Bitcoin als Zahlungsmittel
Bitcoin als Geld im wirtschaftlichen Sinne
Geld im wirtschaftlichen Sinne hat eine Tauschmittel-, Wertaufbewahrungs- und Recheneinheitsfunktion.
Als Tauschmittel eignen sich Gegenstände, die in kleinere Stücke geteilt werden können, und einfach übertragbar sind. Bitcoins können zurzeit bis zur achten Dezimalstelle gestückelt werden. Kryptowährungen sind bequem per Mausklick auf andere Personen übertragbar. Nur bei der Übertragungsgeschwindigkeit besteht – je nach Kryptowährung – Optimierungspotential. Im Grundsatz eignet sich Bitcoin als Zahlungsmittel sehr gut.
Ein Wertaufbewahrungsmittel dient dem Erhalt des Vermögens.
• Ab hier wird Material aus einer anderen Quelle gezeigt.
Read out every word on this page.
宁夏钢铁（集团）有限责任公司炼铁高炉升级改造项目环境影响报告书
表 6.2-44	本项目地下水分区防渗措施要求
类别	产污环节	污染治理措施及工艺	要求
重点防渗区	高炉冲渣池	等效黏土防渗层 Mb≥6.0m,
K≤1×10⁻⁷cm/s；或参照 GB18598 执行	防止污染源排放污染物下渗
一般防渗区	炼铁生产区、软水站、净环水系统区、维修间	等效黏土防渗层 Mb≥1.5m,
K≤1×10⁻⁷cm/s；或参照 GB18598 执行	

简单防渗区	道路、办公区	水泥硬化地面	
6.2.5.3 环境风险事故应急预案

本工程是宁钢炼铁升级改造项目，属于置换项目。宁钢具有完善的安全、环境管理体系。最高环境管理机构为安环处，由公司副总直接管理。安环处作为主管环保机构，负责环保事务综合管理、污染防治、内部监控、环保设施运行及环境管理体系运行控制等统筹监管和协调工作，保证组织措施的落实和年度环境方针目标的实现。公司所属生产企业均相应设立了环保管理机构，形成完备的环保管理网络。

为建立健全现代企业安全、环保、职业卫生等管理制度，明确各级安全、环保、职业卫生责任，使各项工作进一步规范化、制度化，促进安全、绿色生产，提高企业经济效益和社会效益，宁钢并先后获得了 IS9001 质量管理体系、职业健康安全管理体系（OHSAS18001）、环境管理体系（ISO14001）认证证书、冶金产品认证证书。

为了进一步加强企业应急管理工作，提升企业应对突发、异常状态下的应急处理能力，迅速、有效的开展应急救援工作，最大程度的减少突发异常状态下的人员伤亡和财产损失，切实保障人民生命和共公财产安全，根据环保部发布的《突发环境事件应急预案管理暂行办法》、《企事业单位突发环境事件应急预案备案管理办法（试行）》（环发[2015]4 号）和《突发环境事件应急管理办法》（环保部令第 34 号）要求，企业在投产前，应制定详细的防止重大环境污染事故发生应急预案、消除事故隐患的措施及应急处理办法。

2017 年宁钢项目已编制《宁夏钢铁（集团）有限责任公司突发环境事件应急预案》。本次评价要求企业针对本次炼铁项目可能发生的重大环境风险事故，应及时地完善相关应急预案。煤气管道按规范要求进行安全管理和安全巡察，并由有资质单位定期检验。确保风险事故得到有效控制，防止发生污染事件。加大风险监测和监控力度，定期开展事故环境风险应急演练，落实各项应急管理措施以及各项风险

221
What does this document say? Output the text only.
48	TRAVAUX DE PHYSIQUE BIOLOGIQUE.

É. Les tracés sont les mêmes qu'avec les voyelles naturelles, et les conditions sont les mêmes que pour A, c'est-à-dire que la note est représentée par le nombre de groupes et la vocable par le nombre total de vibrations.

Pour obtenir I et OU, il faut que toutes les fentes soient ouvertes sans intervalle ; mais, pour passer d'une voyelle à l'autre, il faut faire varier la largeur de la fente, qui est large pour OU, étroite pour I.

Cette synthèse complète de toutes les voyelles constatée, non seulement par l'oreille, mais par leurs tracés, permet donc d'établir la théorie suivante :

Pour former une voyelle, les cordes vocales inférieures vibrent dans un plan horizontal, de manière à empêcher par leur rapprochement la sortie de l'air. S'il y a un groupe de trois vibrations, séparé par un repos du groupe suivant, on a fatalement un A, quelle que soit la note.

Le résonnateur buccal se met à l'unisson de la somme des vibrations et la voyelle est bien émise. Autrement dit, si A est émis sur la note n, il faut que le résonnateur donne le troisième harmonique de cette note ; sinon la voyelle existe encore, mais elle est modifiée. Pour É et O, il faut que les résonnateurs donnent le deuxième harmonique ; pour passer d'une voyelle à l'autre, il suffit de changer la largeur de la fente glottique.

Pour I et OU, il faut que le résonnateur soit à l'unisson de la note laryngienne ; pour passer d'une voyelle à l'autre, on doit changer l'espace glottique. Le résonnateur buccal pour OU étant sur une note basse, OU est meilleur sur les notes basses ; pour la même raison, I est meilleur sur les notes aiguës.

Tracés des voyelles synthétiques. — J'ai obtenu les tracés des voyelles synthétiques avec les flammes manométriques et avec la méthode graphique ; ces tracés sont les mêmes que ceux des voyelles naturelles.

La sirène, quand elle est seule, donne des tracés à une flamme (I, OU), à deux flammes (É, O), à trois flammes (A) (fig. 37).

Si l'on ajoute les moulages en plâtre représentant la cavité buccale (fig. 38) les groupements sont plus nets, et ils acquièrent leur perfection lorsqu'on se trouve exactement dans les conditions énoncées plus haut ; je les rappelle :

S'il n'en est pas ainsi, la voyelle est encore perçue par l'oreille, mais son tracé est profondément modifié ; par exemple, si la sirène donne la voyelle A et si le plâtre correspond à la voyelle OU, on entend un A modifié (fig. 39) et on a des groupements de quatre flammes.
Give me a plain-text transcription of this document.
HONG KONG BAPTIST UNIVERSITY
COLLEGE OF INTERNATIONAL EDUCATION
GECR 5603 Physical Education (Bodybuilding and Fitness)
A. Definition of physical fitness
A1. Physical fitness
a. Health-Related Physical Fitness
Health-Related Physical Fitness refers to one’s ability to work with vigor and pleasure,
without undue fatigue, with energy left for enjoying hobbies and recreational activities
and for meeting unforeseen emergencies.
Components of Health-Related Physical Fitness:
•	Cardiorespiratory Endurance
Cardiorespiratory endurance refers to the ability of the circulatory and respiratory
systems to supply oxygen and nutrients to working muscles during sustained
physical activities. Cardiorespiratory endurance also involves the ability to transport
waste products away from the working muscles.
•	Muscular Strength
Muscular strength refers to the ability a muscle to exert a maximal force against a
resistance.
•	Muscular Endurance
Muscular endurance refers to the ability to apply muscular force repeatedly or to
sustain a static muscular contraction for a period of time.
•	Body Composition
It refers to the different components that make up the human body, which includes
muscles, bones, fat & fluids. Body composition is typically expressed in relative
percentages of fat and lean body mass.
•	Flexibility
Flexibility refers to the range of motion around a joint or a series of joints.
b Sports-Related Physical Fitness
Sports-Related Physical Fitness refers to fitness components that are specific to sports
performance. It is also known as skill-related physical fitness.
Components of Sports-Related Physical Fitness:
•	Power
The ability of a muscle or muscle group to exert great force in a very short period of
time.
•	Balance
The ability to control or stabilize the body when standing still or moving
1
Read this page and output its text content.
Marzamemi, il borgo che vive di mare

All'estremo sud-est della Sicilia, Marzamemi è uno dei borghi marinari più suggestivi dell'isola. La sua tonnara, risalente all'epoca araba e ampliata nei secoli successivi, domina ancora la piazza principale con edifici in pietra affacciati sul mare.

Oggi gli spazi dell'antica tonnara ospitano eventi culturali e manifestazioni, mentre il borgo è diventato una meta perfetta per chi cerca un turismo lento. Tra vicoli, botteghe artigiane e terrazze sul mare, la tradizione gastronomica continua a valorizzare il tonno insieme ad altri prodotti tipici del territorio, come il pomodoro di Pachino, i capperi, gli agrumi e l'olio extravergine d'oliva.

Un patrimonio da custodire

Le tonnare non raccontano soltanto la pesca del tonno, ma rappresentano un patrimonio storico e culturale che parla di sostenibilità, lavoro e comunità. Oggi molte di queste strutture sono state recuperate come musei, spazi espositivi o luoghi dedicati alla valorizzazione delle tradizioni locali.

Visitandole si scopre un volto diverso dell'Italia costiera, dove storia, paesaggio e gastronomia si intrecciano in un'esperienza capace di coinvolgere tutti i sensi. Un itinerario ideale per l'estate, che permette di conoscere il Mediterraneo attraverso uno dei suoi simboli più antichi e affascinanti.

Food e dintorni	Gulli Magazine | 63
Staatliches Geld erfüllt diesen Zweck nicht immer. In der Wirtschaftsgeschichte kamen unzählige Geldinflationen vor. Beispielsweise verdreifachten sich die Preise im Jahr 1945 in Ungarn täglich. Bitcoin ist in dieser Hinsicht stabiler als die damalige ungarische Währung. Zwischen dem September 2017 und Juli 2020 schwankte der Kurs lediglich zwischen ca. CHF 3’800 und CHF 19’000. Dies entspricht ungefähr den Kursschwankungen des argentinischen Pesos, wobei letzterer sich nur nach unten bewegte. Im Vergleich zu stabilen Währungen wie z.B. dem Schweizer Franken (CHF) sind diese Schwankungen sehr hoch. Im Vergleich zu instabilen Währungen, ist Bitcoin jedoch ein stabiles Wertaufbewahrungsmittel.
Geld hat eine Recheneinheitsfunktion. Es dient als Vergleichsmassstab für Lohnarbeit, Waren und Dienstleistungen. Diese Funktion erfüllen Bitcoins ebenso. Dabei ist aber wieder die Problematik der hohen Volatilität zu beachten.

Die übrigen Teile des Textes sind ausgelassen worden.